【無料デモ体験中!】ニッケルチタンファイルの選択基準
ニッケルチタンファイル(以下NiTiファイル)は、その登場以来優れた柔軟性から湾曲根管の根管形成に有用とされ、臨床に用いられてきた。一方、筆者は近年のNiTiファイルは、湾曲根管に対する有用性はもちろんだが、特に通常の根管形成に大変有意義だと考えている(図1)。事実、海外においては専門医に限らず、一般臨床医でもNiTiファイルを日常的に使用している割合が増えてきている(図2)。日常臨床で使用する際には、今、どのような選択基準でNiTiファイルを選ぶか、を理解することが重要となる。
*図1 *図2
根管形成には限界があり、いかなるシステムやテクニックを用いても根管内全周を形成することは不可能で 1)、感染源の除去効果についてステンレススチールKファイルとNiTiファイルに差が無い 2) ことは広く知られている。では、NiTiファイルが何に有用かといえば、シンプルなファイルシステムを用いて効率的に根管形成できることにある(図3)。つまり、システム自体に根管形成の際に要求される形態が組み込まれ、術者は術式に則って使用することで、必要とされる根管形成を行うことができる。上述の通り、根管形成の限界が明らかになるなかで、ある程度規格化され一定水準以上の根管形態を付与できる、システムをベースとして行う根管形成は、実臨床において大多数の症例に対して非常に合目的といえる。
*図3
一方、NiTiファイル使用に際して、常につきまとう問題がファイル破折である。これまでの報告からNiTiファイルの破折率は、複数回使用時で2−5%の範囲とされている (図4)。この破折のリスクを減らすために効果的な方法は3つある(図5)。1つは使用回数の制限であり、3−4回以内に使用を制限すると破折のリスクは大幅に低くなる 3,4)(図6)。もう一つのリスク軽減方法は、レシプロケーティングシステムの使用であり、最後が熱処理ファイルの使用である。特に熱処理ファイルは破折リスクを低減させると同時に、ファイルの柔軟性がさらに向上し湾曲根管への追従性も高まることから、臨床使用におけるメリットは大きい。
*図4
*図5
*図6
NiTiファイルを日常臨床に使用する際の選択基準として重要なのは、いかに効率的に根管形成を行えるシステムであるか、ということで、次に破折リスクを考慮しているかということである。以上を踏まえると、現時点でウェーブワンゴールドやプロテーパーゴールドというのは、非常にバランスがとれた選択肢といえよう。効率化の利点は単なる時間短縮ではなく、そこで生まれた時間を有効活用し、質の高い治療を提供できるようになることだろう。例えばその時間でマイクロスコープを覗く時間を増やす事ができるかもしれないし、ラバーダム防湿を行う時間がとれるかもしれない。本稿が、NiTiファイルの日常臨床への応用の一助になれば幸いである。
引用論文
1. Peters OA, Schönenberger K, Laib A. Effects of four Ni-Ti preparation techniques on root canal geometry assessed by micro computed tomography. Int Endod J. 2001 Apr;34(3):221–30.
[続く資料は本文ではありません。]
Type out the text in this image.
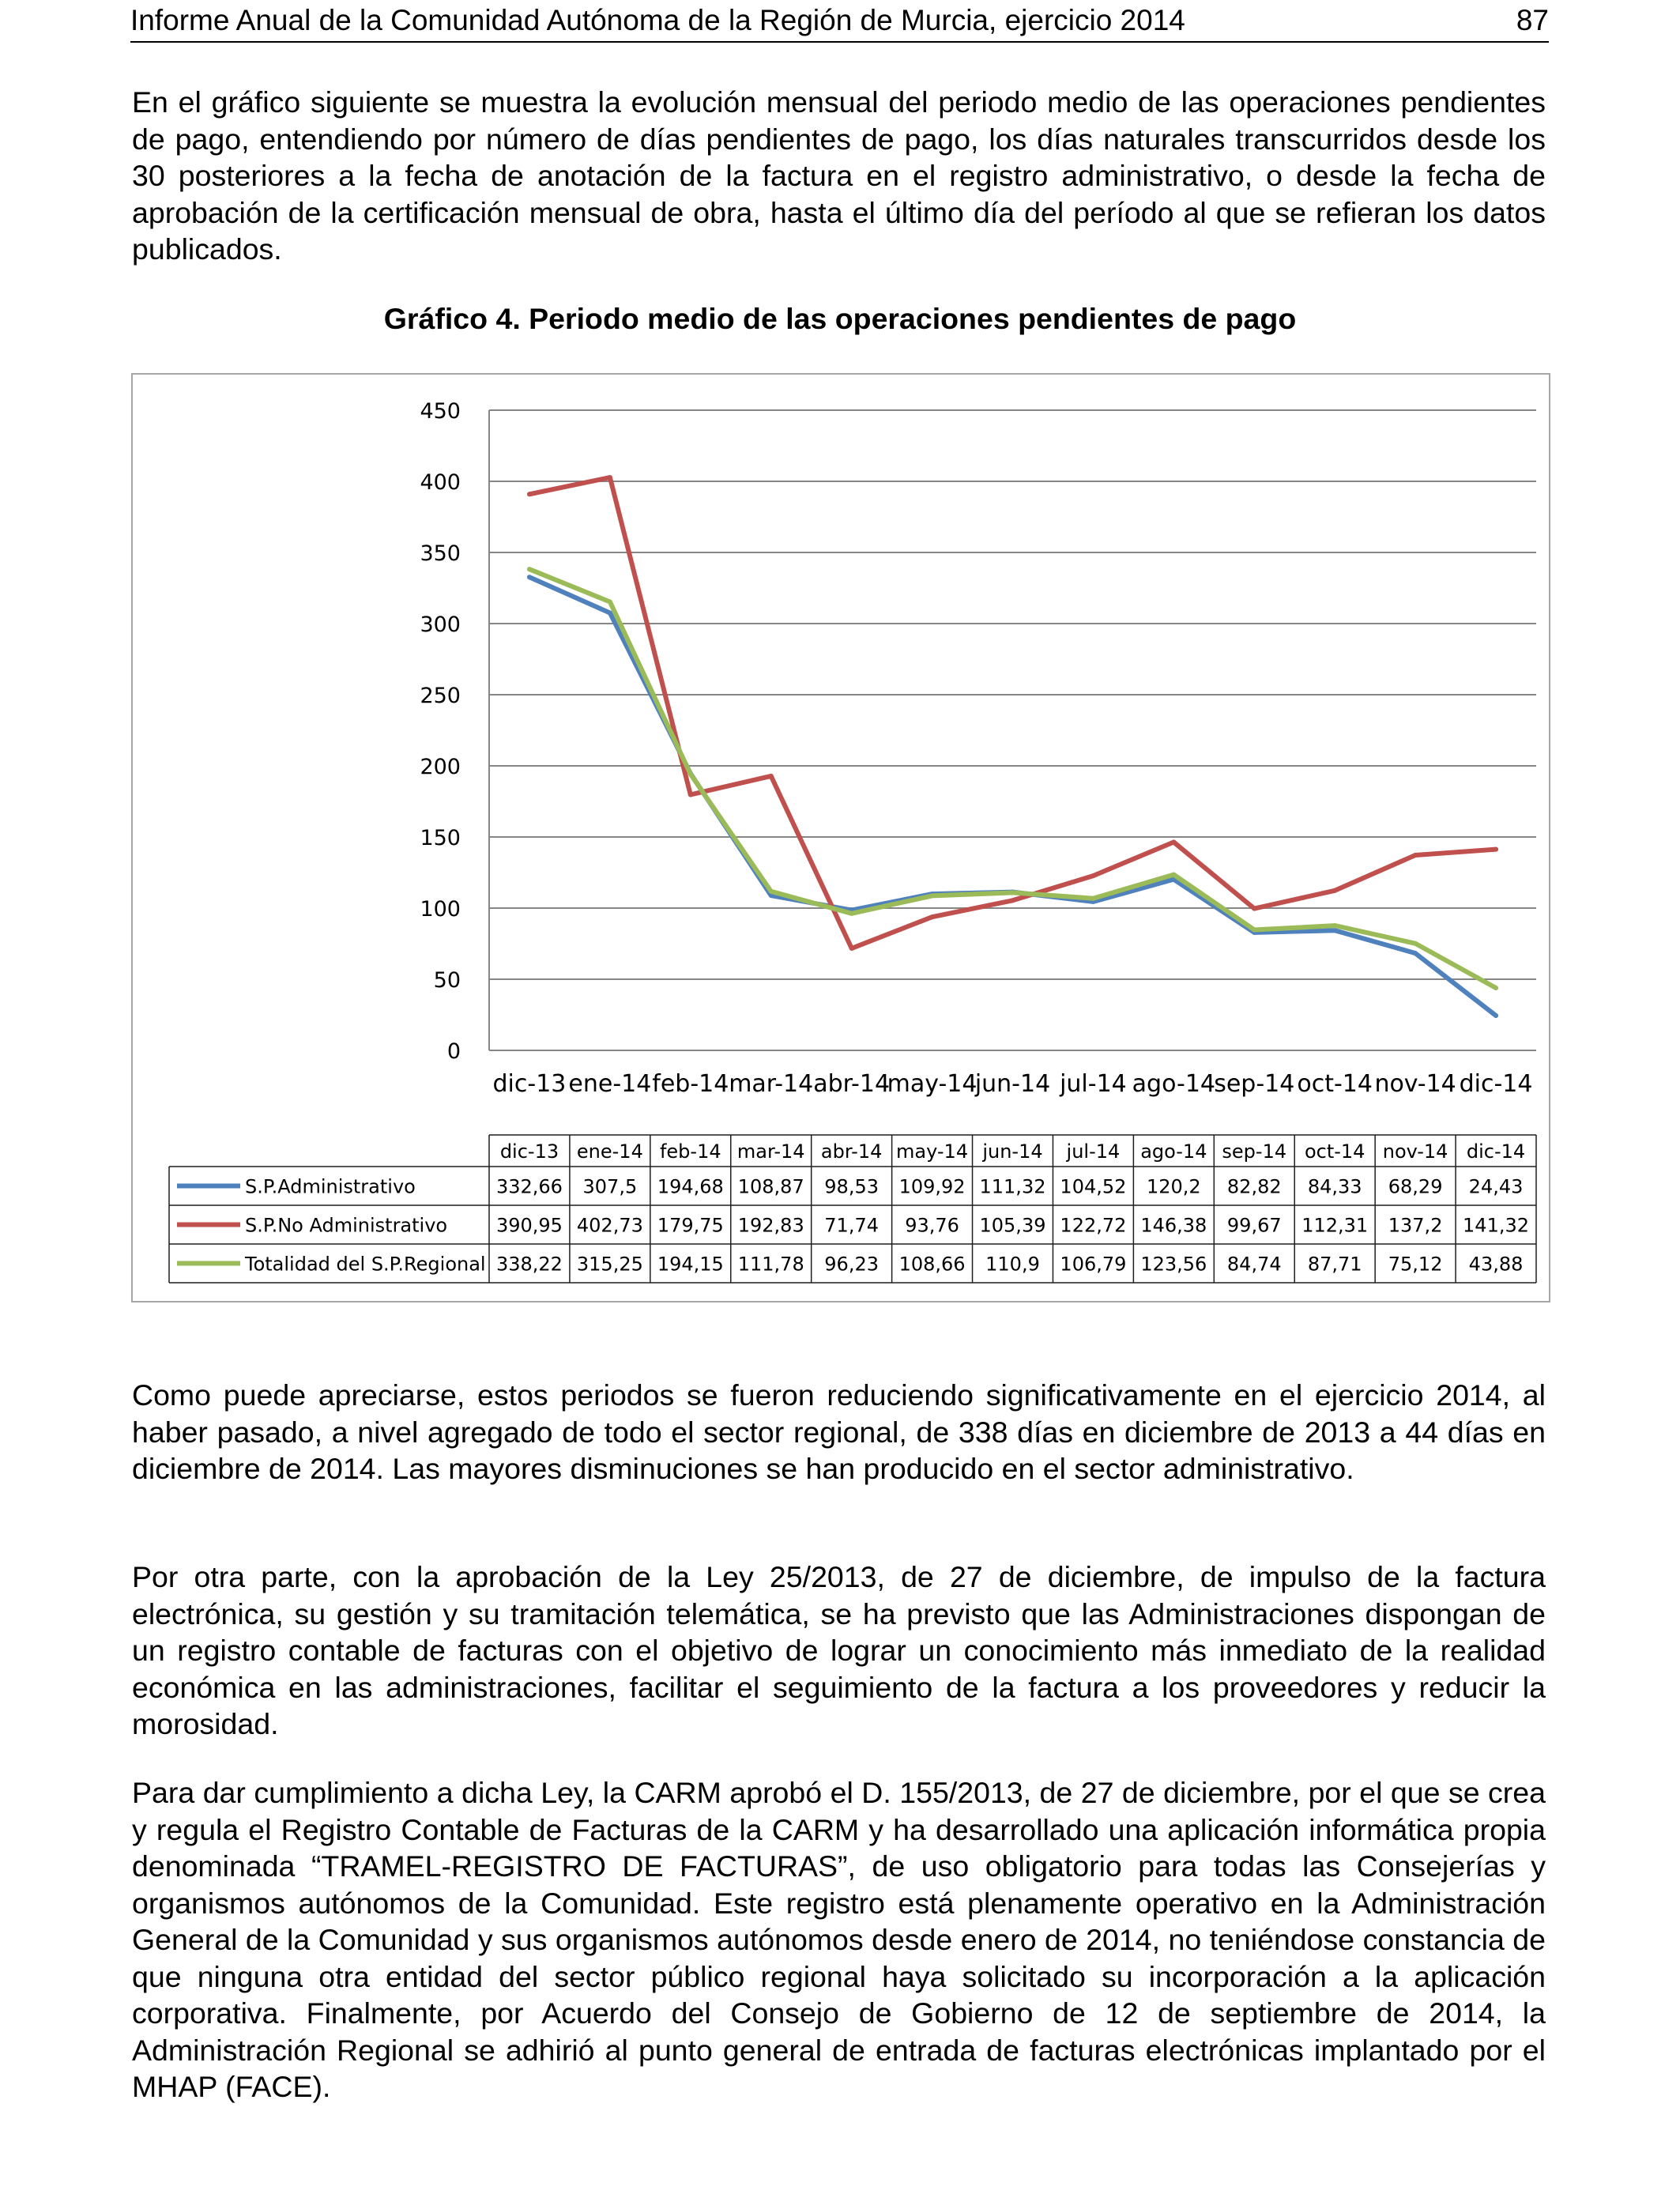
Informe Anual de la Comunidad Autónoma de la Región de Murcia, ejercicio 2014	87

En el gráfico siguiente se muestra la evolución mensual del periodo medio de las operaciones pendientes de pago, entendiendo por número de días pendientes de pago, los días naturales transcurridos desde los 30 posteriores a la fecha de anotación de la factura en el registro administrativo, o desde la fecha de aprobación de la certificación mensual de obra, hasta el último día del período al que se refieran los datos publicados.

Gráfico 4. Periodo medio de las operaciones pendientes de pago
0
50
100
150
200
250
300
350
400
450
dic-13 ene-14 feb-14 mar-14 abr-14
may-14
jun-14 jul-14 ago-14
sep-14 oct-14 nov-14 dic-14
dic-13 ene-14 feb-14 mar-14 abr-14 may-14 jun-14 jul-14 ago-14 sep-14 oct-14 nov-14 dic-14
S.P.Administrativo	332,66 307,5 194,68 108,87 98,53 109,92 111,32 104,52 120,2 82,82 84,33 68,29 24,43
S.P.No Administrativo	390,95 402,73 179,75 192,83 71,74 93,76 105,39 122,72 146,38 99,67 112,31 137,2 141,32
Totalidad del S.P.Regional 338,22 315,25 194,15 111,78 96,23 108,66 110,9 106,79 123,56 84,74 87,71 75,12 43,88

Como puede apreciarse, estos periodos se fueron reduciendo significativamente en el ejercicio 2014, al haber pasado, a nivel agregado de todo el sector regional, de 338 días en diciembre de 2013 a 44 días en diciembre de 2014. Las mayores disminuciones se han producido en el sector administrativo.

Por otra parte, con la aprobación de la Ley 25/2013, de 27 de diciembre, de impulso de la factura electrónica, su gestión y su tramitación telemática, se ha previsto que las Administraciones dispongan de un registro contable de facturas con el objetivo de lograr un conocimiento más inmediato de la realidad económica en las administraciones, facilitar el seguimiento de la factura a los proveedores y reducir la morosidad.

Para dar cumplimiento a dicha Ley, la CARM aprobó el D. 155/2013, de 27 de diciembre, por el que se crea y regula el Registro Contable de Facturas de la CARM y ha desarrollado una aplicación informática propia denominada “TRAMEL-REGISTRO DE FACTURAS”, de uso obligatorio para todas las Consejerías y organismos autónomos de la Comunidad. Este registro está plenamente operativo en la Administración General de la Comunidad y sus organismos autónomos desde enero de 2014, no teniéndose constancia de que ninguna otra entidad del sector público regional haya solicitado su incorporación a la aplicación corporativa. Finalmente, por Acuerdo del Consejo de Gobierno de 12 de septiembre de 2014, la Administración Regional se adhirió al punto general de entrada de facturas electrónicas implantado por el MHAP (FACE).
2. Dalton BC, Ørstavik D, Phillips C, Pettiette M, Trope M. Bacterial reduction with nickel-titanium rotary instrumentation. J Endod. 1998 Nov;24(11):763–7.
3. 八幡 祥生,浦羽真太郎,高林正行,坂上斉,鈴木規元,宮﨑隆. 臨床使用におけるニッケルチタンファイルの器具破折率. 日歯保存誌. 2017 Dec;60(6):299-305.
4. Wolcott S, Wolcott J, Ishley D, Kennedy W, Johnson S, Minnich S, Meyers J. Separation incidence of protaper rotary instruments: a large cohort clinical evaluation. J Endod. 2006 Dec;32(12):1139–41.